Drift - measures how much the ratings point drift from actual values
  A pool of P (usually 10) players are created with a known true rating set
  randomly between [1000, 2000) points. The calculated ratings are 
  initially set to the true ratings. Games are played by randomly 
  selecting two players and having the outcome determined based
  on the true ratings using a normal distribution outcome function
  FO(r1, r2). The calculated ratings are updated based on the
  outcome of the games. Px100 games are played to allow the
  calculated ratings to drift. Px10 more games are played while
  the system error is measured and normalized to represent 
  rating points. A total of 100 trials are run and the results
  averaged to get the final drift error value.

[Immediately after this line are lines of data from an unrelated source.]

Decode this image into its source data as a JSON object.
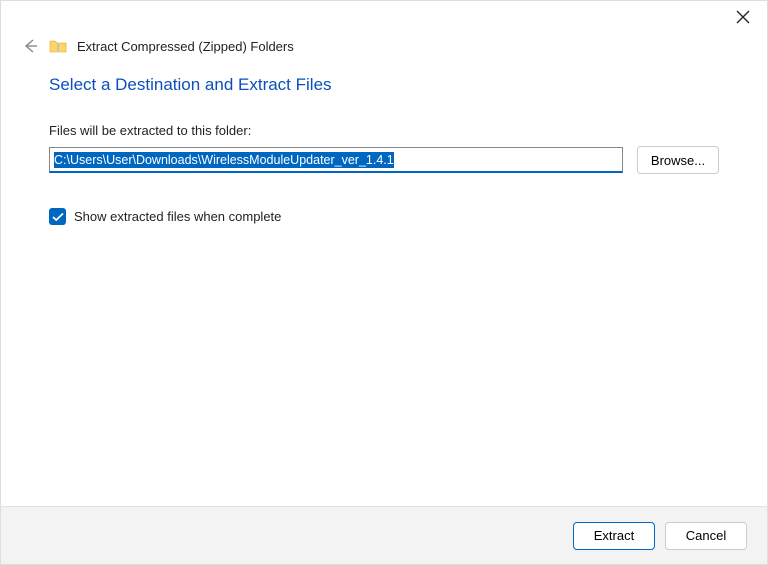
{
  "titlebar": {
    "close_label": "Close"
  },
  "header": {
    "dialog_title": "Extract Compressed (Zipped) Folders"
  },
  "content": {
    "heading": "Select a Destination and Extract Files",
    "folder_label": "Files will be extracted to this folder:",
    "path_value": "C:\\Users\\User\\Downloads\\WirelessModuleUpdater_ver_1.4.1",
    "browse_label": "Browse...",
    "checkbox_label": "Show extracted files when complete",
    "checkbox_checked": true
  },
  "footer": {
    "extract_label": "Extract",
    "cancel_label": "Cancel"
  }
}
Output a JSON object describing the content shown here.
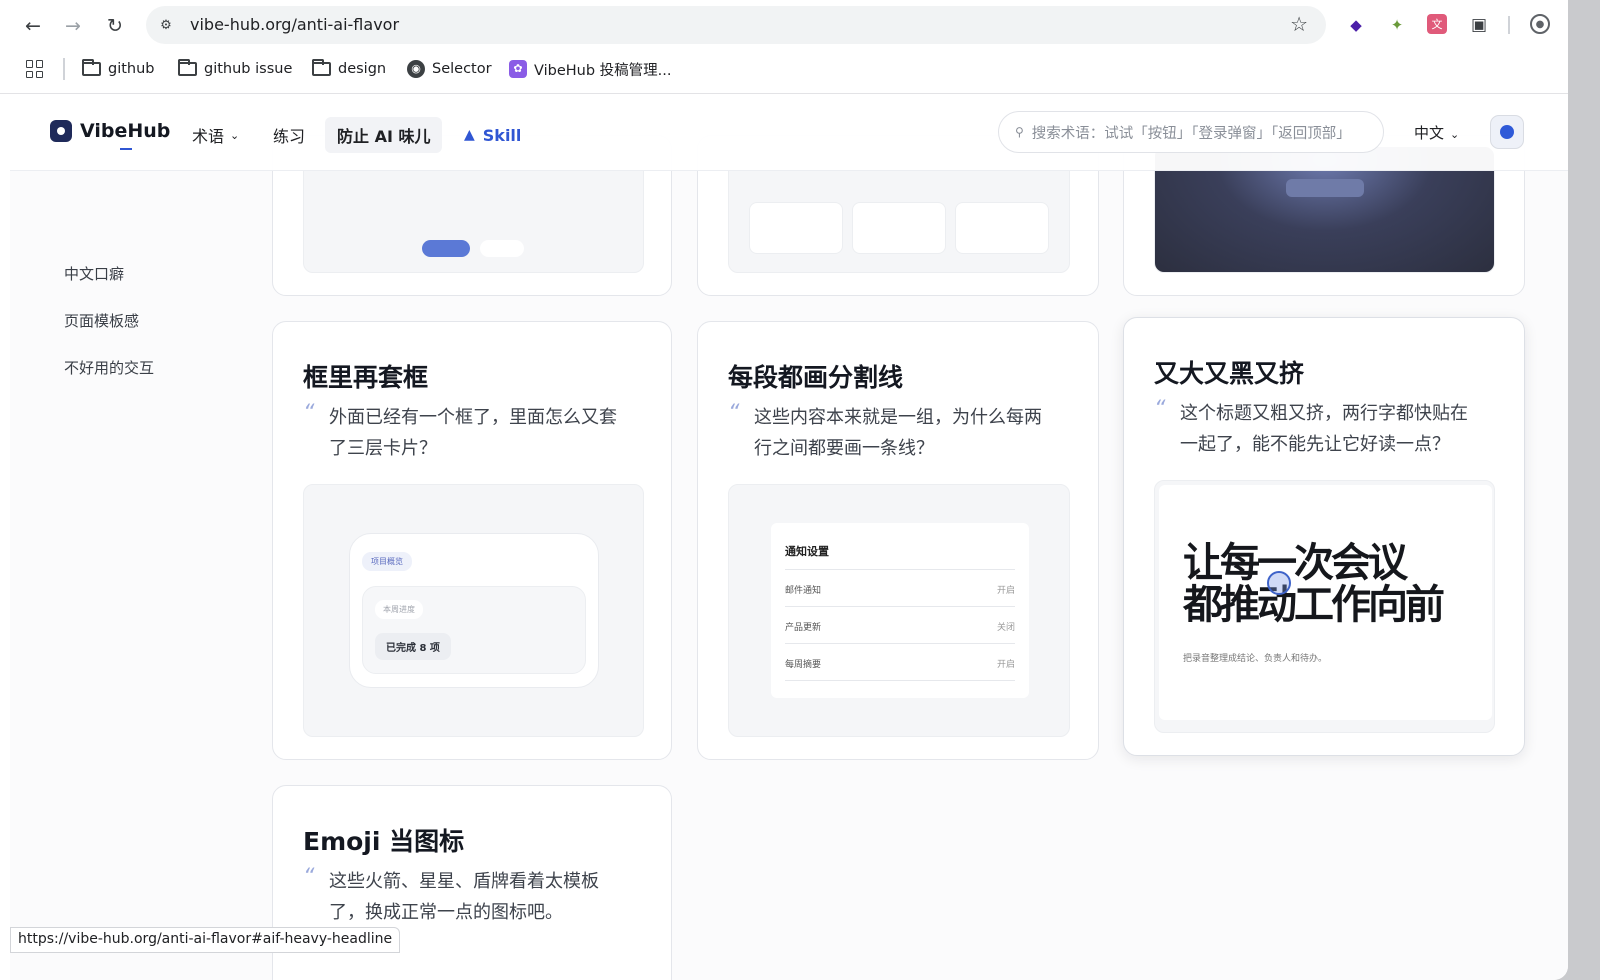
{
  "browser": {
    "url": "vibe-hub.org/anti-ai-flavor",
    "status_url": "https://vibe-hub.org/anti-ai-flavor#aif-heavy-headline",
    "bookmarks": [
      "github",
      "github issue",
      "design",
      "Selector",
      "VibeHub 投稿管理..."
    ]
  },
  "site": {
    "logo": "VibeHub",
    "nav": {
      "terms": "术语",
      "practice": "练习",
      "anti_ai": "防止 AI 味儿",
      "skill": "Skill"
    },
    "search_placeholder": "搜索术语：试试「按钮」「登录弹窗」「返回顶部」",
    "lang": "中文"
  },
  "toc": [
    "中文口癖",
    "页面模板感",
    "不好用的交互"
  ],
  "cards": {
    "nested": {
      "title": "框里再套框",
      "quote_lines": [
        "外面已经有一个框了，里面怎么又套",
        "了三层卡片？"
      ],
      "preview": {
        "outer_tag": "项目概览",
        "inner_tag": "本周进度",
        "result": "已完成 8 项"
      }
    },
    "divider": {
      "title": "每段都画分割线",
      "quote_lines": [
        "这些内容本来就是一组，为什么每两",
        "行之间都要画一条线？"
      ],
      "preview": {
        "title": "通知设置",
        "rows": [
          {
            "label": "邮件通知",
            "value": "开启"
          },
          {
            "label": "产品更新",
            "value": "关闭"
          },
          {
            "label": "每周摘要",
            "value": "开启"
          }
        ]
      }
    },
    "headline": {
      "title": "又大又黑又挤",
      "quote_lines": [
        "这个标题又粗又挤，两行字都快贴在",
        "一起了，能不能先让它好读一点？"
      ],
      "preview": {
        "line1": "让每一次会议",
        "line2": "都推动工作向前",
        "sub": "把录音整理成结论、负责人和待办。"
      }
    },
    "emoji": {
      "title": "Emoji 当图标",
      "quote_lines": [
        "这些火箭、星星、盾牌看着太模板",
        "了，换成正常一点的图标吧。"
      ]
    }
  }
}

Convergence - measures how long it takes for the system error to
  drop below the drift level.
  A pool of P players are created with as in the Drift trials.
  The calculated ratings are all initially set to 1500. Games
  are played by selecting 2 players and determining the outcome
  as in the Drift trials. The calculated ratings are updated
  based on the outcome. The trial stops when the system error
  drops below the system error for the drift level. The number
  of games played is averaged and normalized to represent the
  number of games each player has to play before the ratings
  are convergered. A total of 100 trials are run and the results
  averaged to get the final convergence rate.

Disruption - measures how much disruption is caused when new
  players are added to the a pool of established players.
  A pool of P players are created and initialized as in the
  convergence trials. Half of the players is set aside and
  the other half players are used to play games and update the calculated
  ratings as in the convergence trials until the system error
  falls below the drift level. Once the system error has 
  converged all P players are allowed to play and the average
  system error is measured until it drops below the drift level.
  The average system error normalized to represent rating points
  and the number of games each player has to play before the
  ratings settle is also averaged over 100 trials.

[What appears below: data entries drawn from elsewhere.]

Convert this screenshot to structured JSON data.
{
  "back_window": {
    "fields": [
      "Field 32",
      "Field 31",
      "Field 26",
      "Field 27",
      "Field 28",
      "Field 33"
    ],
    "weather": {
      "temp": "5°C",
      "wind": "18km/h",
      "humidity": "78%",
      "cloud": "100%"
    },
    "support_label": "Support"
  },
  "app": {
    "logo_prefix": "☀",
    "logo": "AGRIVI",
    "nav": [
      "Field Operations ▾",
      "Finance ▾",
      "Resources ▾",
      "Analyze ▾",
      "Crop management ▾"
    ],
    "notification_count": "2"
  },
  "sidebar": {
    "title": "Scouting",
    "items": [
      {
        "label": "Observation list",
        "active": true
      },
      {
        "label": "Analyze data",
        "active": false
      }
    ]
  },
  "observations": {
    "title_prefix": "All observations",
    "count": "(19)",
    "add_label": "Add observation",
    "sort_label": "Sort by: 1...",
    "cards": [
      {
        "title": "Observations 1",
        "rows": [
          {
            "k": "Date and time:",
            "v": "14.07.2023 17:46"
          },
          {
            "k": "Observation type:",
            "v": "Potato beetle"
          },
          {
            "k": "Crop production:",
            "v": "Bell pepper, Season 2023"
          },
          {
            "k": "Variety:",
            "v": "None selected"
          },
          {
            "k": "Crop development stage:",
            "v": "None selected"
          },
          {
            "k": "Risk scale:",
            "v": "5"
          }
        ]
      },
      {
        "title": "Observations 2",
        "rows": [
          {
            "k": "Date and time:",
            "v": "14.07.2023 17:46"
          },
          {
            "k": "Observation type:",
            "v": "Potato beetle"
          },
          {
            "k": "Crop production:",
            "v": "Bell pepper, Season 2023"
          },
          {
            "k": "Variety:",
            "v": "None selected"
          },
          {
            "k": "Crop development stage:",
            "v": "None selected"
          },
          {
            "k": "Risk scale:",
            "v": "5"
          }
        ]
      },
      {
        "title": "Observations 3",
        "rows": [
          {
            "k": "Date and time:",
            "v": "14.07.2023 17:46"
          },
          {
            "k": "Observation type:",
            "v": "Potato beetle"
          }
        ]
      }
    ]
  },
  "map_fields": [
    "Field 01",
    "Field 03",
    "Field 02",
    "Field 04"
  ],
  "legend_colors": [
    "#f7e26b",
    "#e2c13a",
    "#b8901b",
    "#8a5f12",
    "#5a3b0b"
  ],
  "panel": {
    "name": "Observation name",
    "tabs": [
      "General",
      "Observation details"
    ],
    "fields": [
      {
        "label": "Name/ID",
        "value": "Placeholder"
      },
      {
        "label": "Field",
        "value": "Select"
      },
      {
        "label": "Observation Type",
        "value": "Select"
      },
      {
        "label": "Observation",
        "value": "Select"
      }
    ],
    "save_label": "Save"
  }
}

Step change - measures how much disruption is caused when some
  of the established players ratings change up or down by 100 points.
  A pool of P players are created and allowed to player each
  other as in the convergence test until the system error
  drops below the drift level. Quarter of the players ratings are
  increased and quarter of the players ratings are decreased.
  The players are again allowed to play until the system error
  drops below the drift level. The system error and the number
  of games played by each player is averaged over 100 trials.

After trying various different rating systems it was found
that the differences in a rating system do not make a significant
difference in its performance. The difference between the
best system and the worst is about a factor of 2. However, it
is very easy to mess up a rating system so that it will not
converge or has a very high drift level. The rating system
formulas do have be selected carefully, but among them there is
not much of a difference in performace. Inserting ad hoc factors
in the rating system formula does not significantly improve
it's performance and runs the risk of making it unstable.

There is a very inverse relationship between the established
drift level and the convergence rate. It takes a very high
number of games to converge to a low drift level.

The os19 system was selected for Arimaa.